| More threats from Japan
Once again, Japan is threatening to pull out of the International Whaling Commission if no progress is made towards easing an international ban on commercial whaling. Japan has frequently threatened to pull out of the IWC in the past.
Agriculture, Forestry and Fisheries Minister Masahiko Yamada recently commented that they felt this is the final stage and are not sure how things are going to turn out over the IWC proposal which could see limited commercial hunts for 10 years. A British newspaper, the Sunday Times has claimed it has evidence suggesting that Japan has bribed small nations to support its attempts to lift the 24-year-old moratorium on commercial whaling and officials from St Kitts and Nevis, Grenada, the Marshall Islands, Kiribati, Guinea and Ivory Coast were willing to discuss selling their votes at the International Whaling Commission (IWC).

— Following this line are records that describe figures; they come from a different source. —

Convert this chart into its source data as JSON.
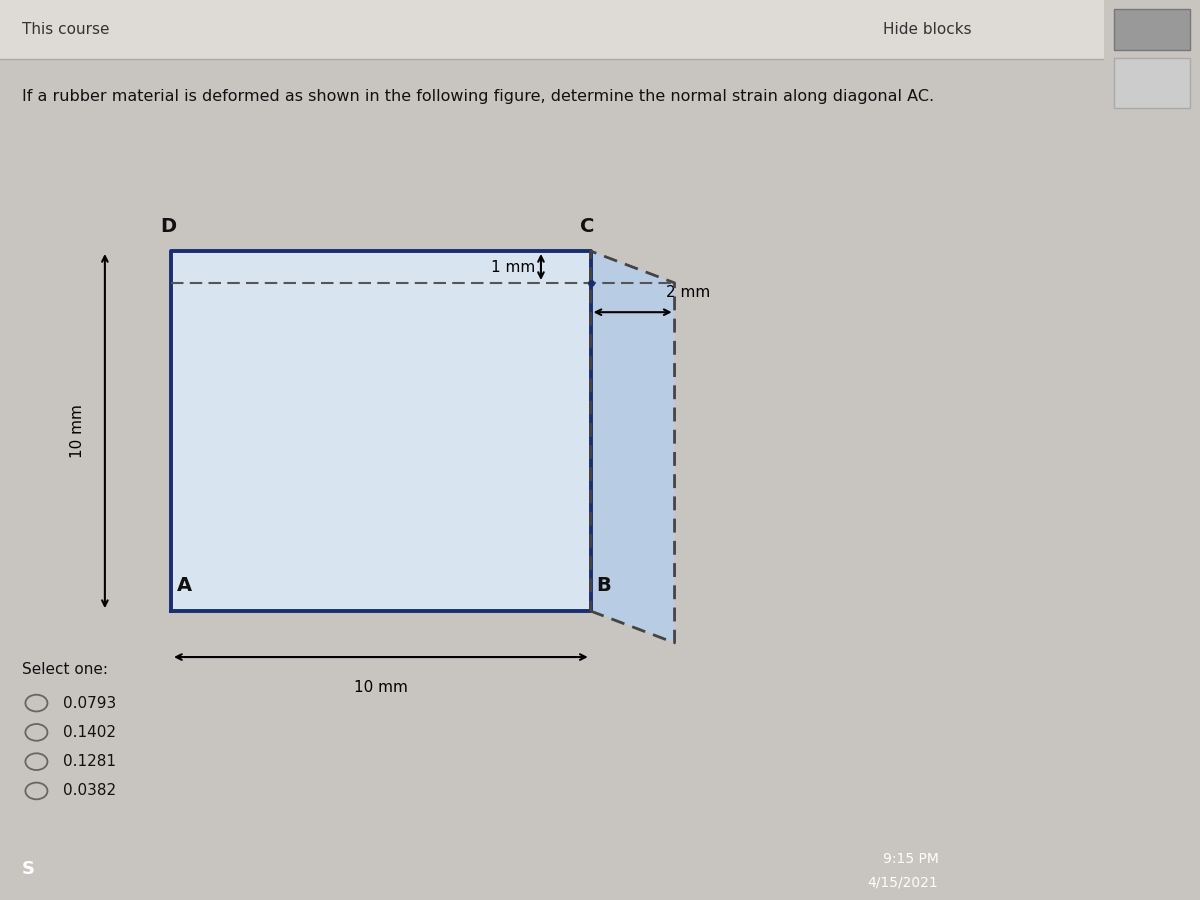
{
  "bg_color": "#c8c4c0",
  "page_bg": "#e8e4df",
  "title_text": "This course",
  "hide_blocks_text": "Hide blocks",
  "question_text": "If a rubber material is deformed as shown in the following figure, determine the normal strain along diagonal AC.",
  "label_D": "D",
  "label_C": "C",
  "label_A": "A",
  "label_B": "B",
  "dim_10mm_h": "10 mm",
  "dim_10mm_b": "10 mm",
  "dim_1mm": "1 mm",
  "dim_2mm": "2 mm",
  "select_one": "Select one:",
  "options": [
    "0.0793",
    "0.1402",
    "0.1281",
    "0.0382"
  ],
  "taskbar_color": "#1a6b9a",
  "taskbar_text_left": "S",
  "taskbar_time": "9:15 PM",
  "taskbar_date": "4/15/2021",
  "solid_rect_color": "#1a2e6e",
  "dashed_rect_color": "#444444",
  "A": [
    0.155,
    0.27
  ],
  "B_orig": [
    0.535,
    0.27
  ],
  "D": [
    0.155,
    0.7
  ],
  "C_orig": [
    0.535,
    0.7
  ],
  "scale": 0.038
}
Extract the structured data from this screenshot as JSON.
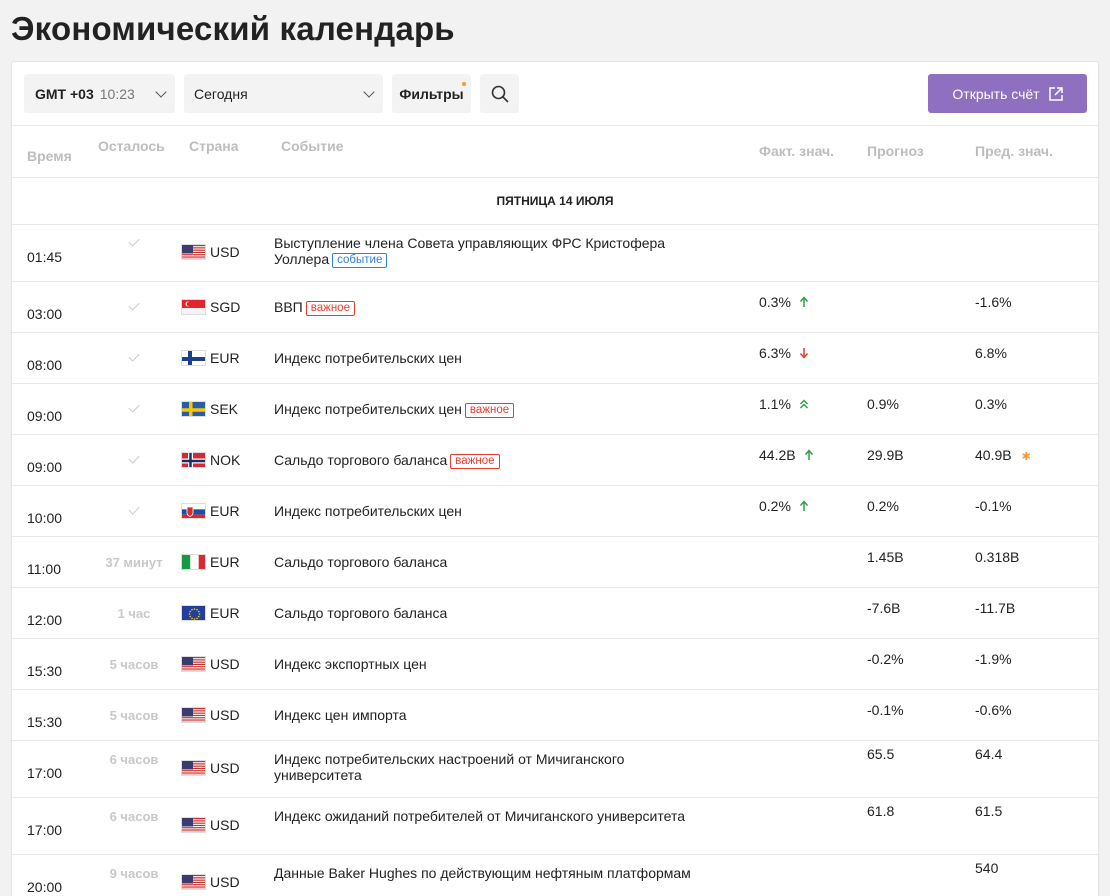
{
  "page_title": "Экономический календарь",
  "toolbar": {
    "tz_label": "GMT +03",
    "tz_time": "10:23",
    "date_label": "Сегодня",
    "filters_label": "Фильтры",
    "open_account_label": "Открыть счёт"
  },
  "columns": {
    "time": "Время",
    "left": "Осталось",
    "country": "Страна",
    "event": "Событие",
    "actual": "Факт. знач.",
    "forecast": "Прогноз",
    "prev": "Пред. знач."
  },
  "day_label": "ПЯТНИЦА 14 ИЮЛЯ",
  "colors": {
    "accent": "#8f6fc0",
    "up": "#2ea043",
    "down": "#e53d2f",
    "important": "#e53d2f",
    "event": "#2d83d6"
  },
  "rows": [
    {
      "time": "01:45",
      "left": "",
      "done": true,
      "flag": "us",
      "currency": "USD",
      "event": "Выступление члена Совета управляющих ФРС Кристофера Уоллера",
      "badge": "событие",
      "badge_type": "ev",
      "actual": "",
      "trend": "",
      "forecast": "",
      "prev": "",
      "star": false
    },
    {
      "time": "03:00",
      "left": "",
      "done": true,
      "flag": "sg",
      "currency": "SGD",
      "event": "ВВП",
      "badge": "важное",
      "badge_type": "imp",
      "actual": "0.3%",
      "trend": "up",
      "forecast": "",
      "prev": "-1.6%",
      "star": false
    },
    {
      "time": "08:00",
      "left": "",
      "done": true,
      "flag": "fi",
      "currency": "EUR",
      "event": "Индекс потребительских цен",
      "badge": "",
      "badge_type": "",
      "actual": "6.3%",
      "trend": "down",
      "forecast": "",
      "prev": "6.8%",
      "star": false
    },
    {
      "time": "09:00",
      "left": "",
      "done": true,
      "flag": "se",
      "currency": "SEK",
      "event": "Индекс потребительских цен",
      "badge": "важное",
      "badge_type": "imp",
      "actual": "1.1%",
      "trend": "up2",
      "forecast": "0.9%",
      "prev": "0.3%",
      "star": false
    },
    {
      "time": "09:00",
      "left": "",
      "done": true,
      "flag": "no",
      "currency": "NOK",
      "event": "Сальдо торгового баланса",
      "badge": "важное",
      "badge_type": "imp",
      "actual": "44.2B",
      "trend": "up",
      "forecast": "29.9B",
      "prev": "40.9B",
      "star": true
    },
    {
      "time": "10:00",
      "left": "",
      "done": true,
      "flag": "sk",
      "currency": "EUR",
      "event": "Индекс потребительских цен",
      "badge": "",
      "badge_type": "",
      "actual": "0.2%",
      "trend": "up",
      "forecast": "0.2%",
      "prev": "-0.1%",
      "star": false
    },
    {
      "time": "11:00",
      "left": "37 минут",
      "done": false,
      "flag": "it",
      "currency": "EUR",
      "event": "Сальдо торгового баланса",
      "badge": "",
      "badge_type": "",
      "actual": "",
      "trend": "",
      "forecast": "1.45B",
      "prev": "0.318B",
      "star": false
    },
    {
      "time": "12:00",
      "left": "1 час",
      "done": false,
      "flag": "eu",
      "currency": "EUR",
      "event": "Сальдо торгового баланса",
      "badge": "",
      "badge_type": "",
      "actual": "",
      "trend": "",
      "forecast": "-7.6B",
      "prev": "-11.7B",
      "star": false
    },
    {
      "time": "15:30",
      "left": "5 часов",
      "done": false,
      "flag": "us",
      "currency": "USD",
      "event": "Индекс экспортных цен",
      "badge": "",
      "badge_type": "",
      "actual": "",
      "trend": "",
      "forecast": "-0.2%",
      "prev": "-1.9%",
      "star": false
    },
    {
      "time": "15:30",
      "left": "5 часов",
      "done": false,
      "flag": "us",
      "currency": "USD",
      "event": "Индекс цен импорта",
      "badge": "",
      "badge_type": "",
      "actual": "",
      "trend": "",
      "forecast": "-0.1%",
      "prev": "-0.6%",
      "star": false
    },
    {
      "time": "17:00",
      "left": "6 часов",
      "done": false,
      "flag": "us",
      "currency": "USD",
      "event": "Индекс потребительских настроений от Мичиганского университета",
      "badge": "",
      "badge_type": "",
      "actual": "",
      "trend": "",
      "forecast": "65.5",
      "prev": "64.4",
      "star": false
    },
    {
      "time": "17:00",
      "left": "6 часов",
      "done": false,
      "flag": "us",
      "currency": "USD",
      "event": "Индекс ожиданий потребителей от Мичиганского университета",
      "badge": "",
      "badge_type": "",
      "actual": "",
      "trend": "",
      "forecast": "61.8",
      "prev": "61.5",
      "star": false
    },
    {
      "time": "20:00",
      "left": "9 часов",
      "done": false,
      "flag": "us",
      "currency": "USD",
      "event": "Данные Baker Hughes по действующим нефтяным платформам",
      "badge": "",
      "badge_type": "",
      "actual": "",
      "trend": "",
      "forecast": "",
      "prev": "540",
      "star": false
    }
  ]
}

The paper said Japan denies the claims and the ministry of foreign affairs said in a statement that the Japanese government does not cover any cost of any other IWC member countries related to the IWC. However, undercover reporters posing as representatives of a Swiss billionaire conservationist approached officials from pro-whaling countries and offered them an aid package to switch their vote. During their negotiations, the officials revealed their Japanese support - a fisheries official for Guinea said Tokyo usually gave his minister a minimum of 1,000 dollars a day spending money during IWC and other fisheries meetings.
New dramatic footage has just been released of a whale being hit by an exploding harpoon, off Norway in May. WSPA captured the footage, which shows a minke whale being hit by an explosion and the whaling ship attempting for more than 20 minutes to locate the whale, which was injured but still alive.